Le récit bascule entre le point de vue du personnage principal, Joe, agent d'entretien, tueur en série, fils soumis, garçon perspicace et un peu imbu de lui-même, et celui d'une collègue a priori sans intérêt qui deviendra un élément essentiel du récit à deux reprises. le contrepoint est intéressant : un homme trop sûr de lui, coupable se croyant innocent, qui se fait passer pour un idiot ; et une femme mal dans sa peau, innocente mais qui se sent coupable, confuse mais plus subtile qu'il n'y parait – allégorie du bien et du mal. On ignore, jusqu'au bout, qui provoquera la chute de l'autre.
On ne perd pas de temps avec la psychologie : il n'y a pas d'étude de caractère à proprement parler, les situations sont décrites sans interroger les motivations des personnages, à chacun de faire sa petite cuisine personnelle. le personnage principal évacue d'emblée toute tentative « psychologisante » : il n'est soumis à aucun « passager noir » intérieur, à aucune pulsion irrépressible, il n'est pas malade ni bouleversé, merci beaucoup ; simplement il aime assouvir ses fantasmes, qui sont d'une nature sexuelle et brutale, et ne voit pas de raison morale à s'abstenir. Mais si on regarde bien, on s'aperçoit que ce n'est peut-être pas vraiment le cas et que Joe en réalité se voile la face… C'est agréable, pour le lecteur, de ne pas constamment être pris par la main : on peut se faire sa propre idée sur l'idiosyncratie de chaque personnage et rechercher les véritables intentions de l'auteur.

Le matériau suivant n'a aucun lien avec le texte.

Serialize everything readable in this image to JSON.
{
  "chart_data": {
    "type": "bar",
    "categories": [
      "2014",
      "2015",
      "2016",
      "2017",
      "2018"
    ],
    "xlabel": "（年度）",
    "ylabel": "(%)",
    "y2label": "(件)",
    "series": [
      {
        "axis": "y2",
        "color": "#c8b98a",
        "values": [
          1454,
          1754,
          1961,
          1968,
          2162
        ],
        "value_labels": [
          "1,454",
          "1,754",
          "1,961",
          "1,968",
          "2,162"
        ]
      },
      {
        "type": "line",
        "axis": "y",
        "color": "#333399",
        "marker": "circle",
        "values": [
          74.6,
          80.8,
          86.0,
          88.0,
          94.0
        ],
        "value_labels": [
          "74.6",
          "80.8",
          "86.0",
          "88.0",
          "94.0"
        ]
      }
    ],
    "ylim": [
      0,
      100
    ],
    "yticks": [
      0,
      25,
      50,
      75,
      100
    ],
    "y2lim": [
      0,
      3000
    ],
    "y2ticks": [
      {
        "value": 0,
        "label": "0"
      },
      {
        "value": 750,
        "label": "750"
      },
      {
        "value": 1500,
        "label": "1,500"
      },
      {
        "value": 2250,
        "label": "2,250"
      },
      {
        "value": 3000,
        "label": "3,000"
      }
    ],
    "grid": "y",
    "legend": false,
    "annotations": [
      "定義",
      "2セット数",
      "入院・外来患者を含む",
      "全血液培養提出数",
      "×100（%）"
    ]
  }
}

Ou pas. du coup, le texte se lit rapidement, facilement, sans longueurs.
Ensuite, c'est souvent drôle. Pas comme un
Joe Lansdale, mais un humour constant, décalé, critique sur le monde et la société moderne qui enfante des monstres comme le héros de cette histoire. Cela renforce le plaisir de lecture et donne une distance bienvenue avec le sujet. En cela, «
un employé modèle » se rapproche de « Dexter » : comme ce dernier, Joe travaille dans un commissariat et occupe ses nuits à assouvir ses pulsions intimes, dans un récit aux tonalités humoristiques, tragi-comiques, utilisant comme ressort narratif l'amoralité assumée de l'homme meurtrier, qui fait frissonner d'un pervers frisson l'honnête homme du lectorat. Mais disons-le d'emblée : si « Dexter » est mieux construit, «
un employé modèle » est bien mieux écrit.

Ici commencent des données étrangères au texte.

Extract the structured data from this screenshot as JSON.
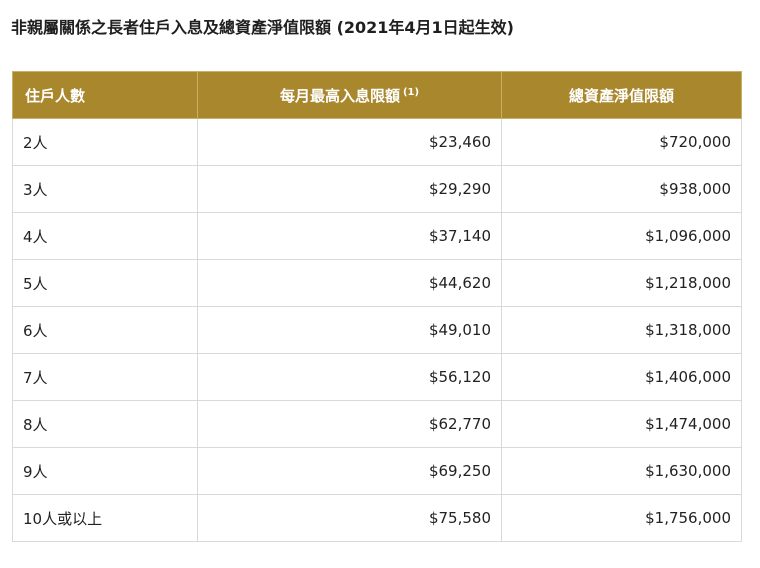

Enfin, et c'est là tout l'intérêt du livre, vers la moitié du récit, celui-ci bascule. Je ne vais pas spoiler le sujet ici, mais c'est le point où l'expression « brillante variation sur le thème du tueur en série » mis en avant par l'éditeur prend son sens. Attention, on a dit que ce livre était insoutenable. C'est absolument faux. Pas de longues tortures sadiques, des descriptions gores et complaisantes façon
Clive Barker, excepté en un seul point, ce fameux point où le récit bascule du récit « ordinaire » de tueur en série (devenu un genre à part entière, objet d'une étrange et malsaine fascination dont les deux meilleurs précurseurs sont «
Au-delà du mal » de
Shane Stevens, 1979 quand même, et «
Un tueur sur la route » de
James Ellroy dix ans plus tard à peu près) vers cette variation néo-zélandaise clairement ironique.
Ce n'est pas un livre d'horreur destiné à vous retourner le coeur.
Paul Cleave n'utilise ce moyen qu'à une seule occasion, pour souligner le réalisme d'une scène qui le nécessite absolument pour préserver la dynamique du récit. le reste du temps, il aurait même plutôt recours à de pudiques ellipses. Découvrez-le par vous-même sans crainte.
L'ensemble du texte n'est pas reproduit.